Benchmarks

Three workloads, four implementations each

All measurements are wall-clock time. CPU runs use a single Intel Core i7 thread and an OpenMP build on 8 cores. GPU runs use an NVIDIA RTX 3060. Both axes are logarithmic — slopes tell you scaling behavior, vertical gaps tell you raw speedup.

Embarrassingly parallel

Mandelbrot set

Per-pixel escape-time iteration. Every pixel is independent, with no shared state and no reduction — the textbook case where a GPU should crush a CPU.

Reduction · memory-bound

Dot product

Multiply two long vectors element-wise and sum the results.

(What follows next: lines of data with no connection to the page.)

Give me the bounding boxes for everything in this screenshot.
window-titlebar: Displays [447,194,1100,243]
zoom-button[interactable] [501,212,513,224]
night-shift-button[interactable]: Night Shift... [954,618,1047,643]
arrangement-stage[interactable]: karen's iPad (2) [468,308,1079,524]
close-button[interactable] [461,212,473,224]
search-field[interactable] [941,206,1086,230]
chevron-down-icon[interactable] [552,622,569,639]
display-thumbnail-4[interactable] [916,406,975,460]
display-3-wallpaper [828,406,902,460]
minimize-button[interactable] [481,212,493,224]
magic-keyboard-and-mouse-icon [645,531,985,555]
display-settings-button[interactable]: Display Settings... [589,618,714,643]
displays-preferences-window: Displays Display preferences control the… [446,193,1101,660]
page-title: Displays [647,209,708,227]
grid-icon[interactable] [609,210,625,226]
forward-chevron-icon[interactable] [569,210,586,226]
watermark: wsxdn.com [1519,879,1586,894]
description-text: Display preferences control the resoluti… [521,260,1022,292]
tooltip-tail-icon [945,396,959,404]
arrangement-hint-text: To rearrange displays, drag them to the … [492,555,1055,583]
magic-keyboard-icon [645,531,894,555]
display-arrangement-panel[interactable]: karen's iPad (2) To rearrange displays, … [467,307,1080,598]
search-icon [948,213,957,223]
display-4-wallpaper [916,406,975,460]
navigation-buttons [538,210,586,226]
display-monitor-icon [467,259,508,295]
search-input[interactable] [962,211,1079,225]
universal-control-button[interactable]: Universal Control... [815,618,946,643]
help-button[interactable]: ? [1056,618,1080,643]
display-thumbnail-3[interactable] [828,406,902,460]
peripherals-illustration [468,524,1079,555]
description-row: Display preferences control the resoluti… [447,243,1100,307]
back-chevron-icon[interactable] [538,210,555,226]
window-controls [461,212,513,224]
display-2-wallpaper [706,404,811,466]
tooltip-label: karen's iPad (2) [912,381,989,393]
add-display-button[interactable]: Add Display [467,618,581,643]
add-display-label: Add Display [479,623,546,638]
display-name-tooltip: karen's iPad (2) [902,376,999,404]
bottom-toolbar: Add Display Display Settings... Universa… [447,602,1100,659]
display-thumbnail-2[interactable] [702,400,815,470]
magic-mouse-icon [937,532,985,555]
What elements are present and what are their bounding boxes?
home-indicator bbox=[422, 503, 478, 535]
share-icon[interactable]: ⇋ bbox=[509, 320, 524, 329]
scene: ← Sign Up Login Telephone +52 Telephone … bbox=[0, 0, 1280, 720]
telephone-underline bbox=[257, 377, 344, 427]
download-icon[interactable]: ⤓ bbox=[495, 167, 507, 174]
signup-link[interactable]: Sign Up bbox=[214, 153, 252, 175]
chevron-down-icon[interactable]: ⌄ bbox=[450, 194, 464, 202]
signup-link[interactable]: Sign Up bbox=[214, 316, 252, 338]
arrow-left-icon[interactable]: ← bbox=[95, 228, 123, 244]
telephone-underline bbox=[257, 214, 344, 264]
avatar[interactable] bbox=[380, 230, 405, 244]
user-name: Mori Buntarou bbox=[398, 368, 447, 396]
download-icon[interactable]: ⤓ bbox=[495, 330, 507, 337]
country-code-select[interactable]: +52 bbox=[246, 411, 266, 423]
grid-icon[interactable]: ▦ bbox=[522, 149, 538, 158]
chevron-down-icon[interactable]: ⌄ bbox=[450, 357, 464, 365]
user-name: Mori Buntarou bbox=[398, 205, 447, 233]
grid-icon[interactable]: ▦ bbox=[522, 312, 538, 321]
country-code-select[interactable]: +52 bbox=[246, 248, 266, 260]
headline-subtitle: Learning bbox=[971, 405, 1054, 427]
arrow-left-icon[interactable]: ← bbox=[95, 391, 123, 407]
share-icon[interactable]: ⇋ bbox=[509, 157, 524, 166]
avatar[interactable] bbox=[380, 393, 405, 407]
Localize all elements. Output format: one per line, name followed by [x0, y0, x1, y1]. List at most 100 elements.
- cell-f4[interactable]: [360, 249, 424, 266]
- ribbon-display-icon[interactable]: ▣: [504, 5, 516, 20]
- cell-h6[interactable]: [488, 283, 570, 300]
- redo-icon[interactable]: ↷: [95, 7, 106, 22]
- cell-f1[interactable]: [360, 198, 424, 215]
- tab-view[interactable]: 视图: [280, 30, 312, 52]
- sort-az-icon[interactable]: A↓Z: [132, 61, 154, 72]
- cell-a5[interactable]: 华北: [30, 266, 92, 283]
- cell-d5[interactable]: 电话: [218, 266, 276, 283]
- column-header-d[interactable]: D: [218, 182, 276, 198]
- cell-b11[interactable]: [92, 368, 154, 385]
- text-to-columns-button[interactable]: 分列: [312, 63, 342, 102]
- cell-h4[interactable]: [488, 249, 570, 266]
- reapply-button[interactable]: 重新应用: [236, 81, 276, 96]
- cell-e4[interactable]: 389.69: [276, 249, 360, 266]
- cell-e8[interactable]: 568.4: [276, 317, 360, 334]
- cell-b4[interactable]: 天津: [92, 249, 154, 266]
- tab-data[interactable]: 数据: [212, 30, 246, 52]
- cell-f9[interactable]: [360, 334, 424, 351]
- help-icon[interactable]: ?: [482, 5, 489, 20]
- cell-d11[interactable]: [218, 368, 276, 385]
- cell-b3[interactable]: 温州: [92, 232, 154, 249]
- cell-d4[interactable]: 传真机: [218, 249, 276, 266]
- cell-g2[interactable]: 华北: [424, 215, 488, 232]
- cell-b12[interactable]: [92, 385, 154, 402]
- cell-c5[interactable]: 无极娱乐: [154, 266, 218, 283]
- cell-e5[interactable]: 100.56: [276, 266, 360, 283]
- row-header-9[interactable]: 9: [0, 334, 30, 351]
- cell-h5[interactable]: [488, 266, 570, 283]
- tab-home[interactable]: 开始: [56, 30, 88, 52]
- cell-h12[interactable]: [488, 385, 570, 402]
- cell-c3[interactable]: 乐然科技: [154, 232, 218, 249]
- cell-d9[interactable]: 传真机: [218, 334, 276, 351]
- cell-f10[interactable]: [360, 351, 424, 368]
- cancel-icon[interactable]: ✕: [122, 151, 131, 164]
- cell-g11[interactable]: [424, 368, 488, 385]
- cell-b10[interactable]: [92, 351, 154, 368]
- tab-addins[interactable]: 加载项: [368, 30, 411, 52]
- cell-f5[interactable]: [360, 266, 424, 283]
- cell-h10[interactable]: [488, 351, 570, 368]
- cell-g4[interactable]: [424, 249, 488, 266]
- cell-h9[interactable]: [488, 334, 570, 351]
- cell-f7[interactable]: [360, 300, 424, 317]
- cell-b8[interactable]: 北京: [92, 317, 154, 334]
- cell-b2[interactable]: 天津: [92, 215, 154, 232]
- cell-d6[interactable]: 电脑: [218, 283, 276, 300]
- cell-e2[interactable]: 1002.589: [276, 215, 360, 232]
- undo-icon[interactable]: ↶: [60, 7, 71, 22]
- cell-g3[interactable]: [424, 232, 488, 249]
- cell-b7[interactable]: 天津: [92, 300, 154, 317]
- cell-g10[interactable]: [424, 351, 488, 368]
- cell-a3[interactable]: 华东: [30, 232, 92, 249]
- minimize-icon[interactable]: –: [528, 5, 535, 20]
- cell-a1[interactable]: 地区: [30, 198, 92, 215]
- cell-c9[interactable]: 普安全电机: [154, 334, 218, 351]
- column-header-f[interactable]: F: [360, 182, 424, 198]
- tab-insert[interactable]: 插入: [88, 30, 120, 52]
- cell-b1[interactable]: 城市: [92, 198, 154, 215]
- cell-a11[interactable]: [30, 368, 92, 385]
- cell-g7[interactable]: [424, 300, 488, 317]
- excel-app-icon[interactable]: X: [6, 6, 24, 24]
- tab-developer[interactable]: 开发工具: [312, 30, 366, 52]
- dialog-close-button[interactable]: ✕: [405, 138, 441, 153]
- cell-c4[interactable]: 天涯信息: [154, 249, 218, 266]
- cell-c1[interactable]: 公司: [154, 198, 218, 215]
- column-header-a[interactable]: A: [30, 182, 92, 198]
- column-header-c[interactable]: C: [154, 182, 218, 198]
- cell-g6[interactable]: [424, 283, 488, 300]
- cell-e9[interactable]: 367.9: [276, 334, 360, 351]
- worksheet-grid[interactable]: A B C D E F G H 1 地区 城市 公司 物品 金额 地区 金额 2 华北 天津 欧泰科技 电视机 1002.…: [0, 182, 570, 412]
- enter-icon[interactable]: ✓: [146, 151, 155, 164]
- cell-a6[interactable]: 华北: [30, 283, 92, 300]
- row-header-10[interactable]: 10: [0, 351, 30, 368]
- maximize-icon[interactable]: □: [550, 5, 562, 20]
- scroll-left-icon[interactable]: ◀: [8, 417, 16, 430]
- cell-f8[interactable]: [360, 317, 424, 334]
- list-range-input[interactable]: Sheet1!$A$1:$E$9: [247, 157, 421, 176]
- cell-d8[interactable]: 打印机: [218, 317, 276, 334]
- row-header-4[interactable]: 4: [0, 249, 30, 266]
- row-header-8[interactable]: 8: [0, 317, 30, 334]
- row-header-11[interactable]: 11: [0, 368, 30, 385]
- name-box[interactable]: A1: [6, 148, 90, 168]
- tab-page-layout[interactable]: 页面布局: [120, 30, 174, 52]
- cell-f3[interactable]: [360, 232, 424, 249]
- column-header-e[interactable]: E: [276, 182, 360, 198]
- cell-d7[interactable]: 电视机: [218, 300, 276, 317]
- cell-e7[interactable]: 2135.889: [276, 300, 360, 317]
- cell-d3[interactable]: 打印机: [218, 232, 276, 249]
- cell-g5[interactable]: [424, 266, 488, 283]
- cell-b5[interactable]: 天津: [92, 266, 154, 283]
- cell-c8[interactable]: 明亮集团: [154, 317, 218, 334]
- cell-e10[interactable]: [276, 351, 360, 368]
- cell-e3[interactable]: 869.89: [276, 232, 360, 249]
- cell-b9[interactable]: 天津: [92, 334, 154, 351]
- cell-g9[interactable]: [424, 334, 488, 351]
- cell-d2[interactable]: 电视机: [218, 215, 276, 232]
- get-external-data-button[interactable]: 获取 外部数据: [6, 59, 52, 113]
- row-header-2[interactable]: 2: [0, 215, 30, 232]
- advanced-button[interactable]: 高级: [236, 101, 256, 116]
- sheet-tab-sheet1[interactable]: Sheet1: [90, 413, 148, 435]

Trivially parallel arithmetic — but the naive GPU implementation is bottlenecked by atomicAdd contention and PCIe overhead.

Stencil · iterative

Heat equation (2D Jacobi)

Each cell averages its four neighbors, repeated over many time steps. High arithmetic intensity per byte moved — the kind of structured workload GPUs are designed for.

Methodology

How we measured

  • Warm-up: Each kernel runs once before timing to amortize JIT compilation, GPU context init, and page faults.
  • Repetitions: 10 runs per data point. We report the median.
  • Transfer cost: GPU timings include host↔device memcpy. This is the honest number for a one-shot computation.
  • Compiler: g++ -O3 -fopenmp for CPU, nvcc -O3 -arch=sm_86 for GPU.